Yeah, this is the female equivalent of me :). As a youth I grew my hair long, and I didn’t have much facial hair, and I have delicate features, and a relatively high voice. I still get “ma’amed” on the phone occasionally, and it used to be consistent. There was about a decade where if I was in a public bathroom and another man walked in and saw me at the sink, chances were good that he’d do a double-take, step out of the bathroom, check the “men” sign on the door, and walk back in staring at me suspiciously; I had to learn to make eye contact and grunt and nod in a manly fashion at such guys in order to assure them that I wasn’t a lady in the wrong room :).
And yeah, it was annoying. But I learned to let it roll off my back–because, as you suggest, I had nothing to prove.
Una asked earlier:
And the thing is, for me, I wouldn’t just know. Being a man is not something I’m uncomfortable with, but it’s also really, really low on the list of things that I think make me who I am. I think of myself as a geek, as an intellectual, as a baker, as a smartass, as a liberal, as a parent (well, okay, as a dad, but really as a parent); being a man isn’t part of my identity, not really, and if I were changed to a woman I’d find it an inconvenience, but an interesting inconvenience. I really don’t think that I’d experience gender dysphoria, because my gender isn’t important to me, I don’t think.

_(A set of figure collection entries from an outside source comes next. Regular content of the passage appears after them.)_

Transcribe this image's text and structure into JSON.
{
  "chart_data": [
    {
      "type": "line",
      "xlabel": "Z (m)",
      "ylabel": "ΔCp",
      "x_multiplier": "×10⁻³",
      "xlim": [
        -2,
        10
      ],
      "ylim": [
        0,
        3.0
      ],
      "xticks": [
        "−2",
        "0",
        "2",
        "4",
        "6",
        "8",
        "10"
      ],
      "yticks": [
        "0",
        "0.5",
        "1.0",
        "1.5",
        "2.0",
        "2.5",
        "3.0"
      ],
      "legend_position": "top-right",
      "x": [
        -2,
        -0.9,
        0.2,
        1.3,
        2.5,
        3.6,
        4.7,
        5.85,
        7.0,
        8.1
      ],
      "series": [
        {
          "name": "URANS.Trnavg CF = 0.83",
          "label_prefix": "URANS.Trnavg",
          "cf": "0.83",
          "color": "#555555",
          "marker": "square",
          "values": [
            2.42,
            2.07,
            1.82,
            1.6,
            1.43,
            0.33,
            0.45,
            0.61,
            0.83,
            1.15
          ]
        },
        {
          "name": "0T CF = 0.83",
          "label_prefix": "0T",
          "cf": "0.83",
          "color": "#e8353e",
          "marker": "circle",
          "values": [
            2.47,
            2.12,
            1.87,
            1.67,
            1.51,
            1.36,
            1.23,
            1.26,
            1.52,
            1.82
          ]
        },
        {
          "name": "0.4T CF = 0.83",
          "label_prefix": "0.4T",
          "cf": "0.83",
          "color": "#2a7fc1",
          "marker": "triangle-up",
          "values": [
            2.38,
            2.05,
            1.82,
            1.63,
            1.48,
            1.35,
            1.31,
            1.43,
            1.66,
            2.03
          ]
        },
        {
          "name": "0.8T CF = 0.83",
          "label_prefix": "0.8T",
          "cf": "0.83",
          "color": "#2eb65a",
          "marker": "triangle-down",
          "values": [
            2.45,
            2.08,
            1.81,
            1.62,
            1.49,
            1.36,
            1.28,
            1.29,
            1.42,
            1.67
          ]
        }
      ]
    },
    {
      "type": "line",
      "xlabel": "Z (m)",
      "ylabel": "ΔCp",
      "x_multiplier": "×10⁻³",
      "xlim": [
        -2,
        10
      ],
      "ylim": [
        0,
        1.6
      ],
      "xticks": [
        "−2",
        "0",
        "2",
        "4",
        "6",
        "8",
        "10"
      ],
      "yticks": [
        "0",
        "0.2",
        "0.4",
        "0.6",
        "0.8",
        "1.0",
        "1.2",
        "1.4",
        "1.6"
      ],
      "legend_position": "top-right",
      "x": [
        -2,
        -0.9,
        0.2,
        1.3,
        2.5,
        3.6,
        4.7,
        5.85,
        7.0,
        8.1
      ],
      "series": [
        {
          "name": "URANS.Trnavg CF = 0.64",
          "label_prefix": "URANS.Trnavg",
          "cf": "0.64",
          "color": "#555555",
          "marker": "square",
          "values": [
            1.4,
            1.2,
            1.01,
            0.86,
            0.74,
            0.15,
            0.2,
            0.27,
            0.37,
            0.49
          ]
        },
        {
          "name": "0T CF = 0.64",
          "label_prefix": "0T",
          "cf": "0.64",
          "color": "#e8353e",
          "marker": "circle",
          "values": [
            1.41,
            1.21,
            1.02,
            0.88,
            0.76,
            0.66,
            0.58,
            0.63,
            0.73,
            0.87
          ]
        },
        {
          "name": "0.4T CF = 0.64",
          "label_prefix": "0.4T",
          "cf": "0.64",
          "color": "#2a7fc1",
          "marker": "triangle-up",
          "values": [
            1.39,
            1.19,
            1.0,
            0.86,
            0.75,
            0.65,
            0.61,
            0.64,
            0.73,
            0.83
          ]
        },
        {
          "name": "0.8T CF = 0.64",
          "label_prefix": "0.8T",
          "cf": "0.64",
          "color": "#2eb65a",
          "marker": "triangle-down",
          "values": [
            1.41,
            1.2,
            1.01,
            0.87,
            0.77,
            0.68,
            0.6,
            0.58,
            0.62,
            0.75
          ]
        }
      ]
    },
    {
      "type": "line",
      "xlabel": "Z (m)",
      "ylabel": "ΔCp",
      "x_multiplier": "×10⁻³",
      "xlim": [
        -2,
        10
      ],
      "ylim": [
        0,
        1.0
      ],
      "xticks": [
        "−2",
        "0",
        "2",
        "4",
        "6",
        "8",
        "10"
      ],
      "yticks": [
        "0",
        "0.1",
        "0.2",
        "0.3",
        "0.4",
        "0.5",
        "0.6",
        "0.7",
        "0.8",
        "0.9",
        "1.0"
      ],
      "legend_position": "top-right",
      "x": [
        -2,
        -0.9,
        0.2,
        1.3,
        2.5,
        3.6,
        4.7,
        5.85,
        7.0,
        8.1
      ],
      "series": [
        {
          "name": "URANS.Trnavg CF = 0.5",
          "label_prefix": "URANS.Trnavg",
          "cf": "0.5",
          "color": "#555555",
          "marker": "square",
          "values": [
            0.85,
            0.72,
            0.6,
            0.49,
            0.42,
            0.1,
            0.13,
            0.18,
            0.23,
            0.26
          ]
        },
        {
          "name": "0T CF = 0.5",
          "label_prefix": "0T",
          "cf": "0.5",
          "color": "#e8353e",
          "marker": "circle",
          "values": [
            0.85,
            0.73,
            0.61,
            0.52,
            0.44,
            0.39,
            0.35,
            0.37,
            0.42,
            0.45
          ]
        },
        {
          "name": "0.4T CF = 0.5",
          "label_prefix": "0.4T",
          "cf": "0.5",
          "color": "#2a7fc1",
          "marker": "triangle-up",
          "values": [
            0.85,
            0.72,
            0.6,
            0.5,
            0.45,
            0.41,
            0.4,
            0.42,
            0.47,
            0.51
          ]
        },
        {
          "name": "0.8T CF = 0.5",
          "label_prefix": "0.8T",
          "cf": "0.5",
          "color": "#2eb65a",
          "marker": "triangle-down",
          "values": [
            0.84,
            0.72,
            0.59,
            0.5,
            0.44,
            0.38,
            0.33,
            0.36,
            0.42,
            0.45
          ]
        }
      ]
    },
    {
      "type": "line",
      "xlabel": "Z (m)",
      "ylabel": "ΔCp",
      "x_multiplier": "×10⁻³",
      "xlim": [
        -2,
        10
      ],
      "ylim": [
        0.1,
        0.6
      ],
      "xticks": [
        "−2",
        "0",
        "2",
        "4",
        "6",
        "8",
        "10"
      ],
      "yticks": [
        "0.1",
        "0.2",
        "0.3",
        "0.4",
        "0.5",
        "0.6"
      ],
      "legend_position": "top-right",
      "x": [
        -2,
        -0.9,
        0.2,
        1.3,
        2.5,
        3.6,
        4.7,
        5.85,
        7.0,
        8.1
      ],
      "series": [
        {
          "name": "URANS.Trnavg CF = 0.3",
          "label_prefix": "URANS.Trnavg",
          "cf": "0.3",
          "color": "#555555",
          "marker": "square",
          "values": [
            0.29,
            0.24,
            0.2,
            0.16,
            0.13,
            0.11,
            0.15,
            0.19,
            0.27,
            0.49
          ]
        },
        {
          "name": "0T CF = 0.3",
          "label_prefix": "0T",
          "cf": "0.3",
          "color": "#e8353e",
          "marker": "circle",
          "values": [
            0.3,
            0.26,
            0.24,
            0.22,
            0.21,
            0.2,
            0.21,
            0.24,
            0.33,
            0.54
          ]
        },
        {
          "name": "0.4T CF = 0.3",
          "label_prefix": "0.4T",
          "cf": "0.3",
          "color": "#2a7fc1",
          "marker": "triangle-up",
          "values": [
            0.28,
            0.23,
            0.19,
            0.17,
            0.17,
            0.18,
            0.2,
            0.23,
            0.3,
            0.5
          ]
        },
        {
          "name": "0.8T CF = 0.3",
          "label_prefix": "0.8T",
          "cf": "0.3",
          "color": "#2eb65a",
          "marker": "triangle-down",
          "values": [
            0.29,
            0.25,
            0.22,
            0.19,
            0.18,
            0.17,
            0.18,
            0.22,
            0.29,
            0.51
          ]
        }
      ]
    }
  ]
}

So it was hard for me, for a long time, to accept the idea of transsexuals as something more than a cultural fluke: I used to think that it was a response to cultural gender norms, not something independent of culture. It took awhile, and reading posts by Una and others, to convince me that my own experience of gender was a minority experience.
As I understand it, most folks experience gender identity much more strongly than I do. It’s a part of who they are just as much as being a geek is part of who I am, more so perhaps as it’s more biologically situated. I feel like my understanding of gender dysphoria is equivalent to a blind person’s understanding of a rainbow. It’s not something I can viscerally relate to, but I’d be an idiot to deny its reality just because I lack the senses to experience it myself.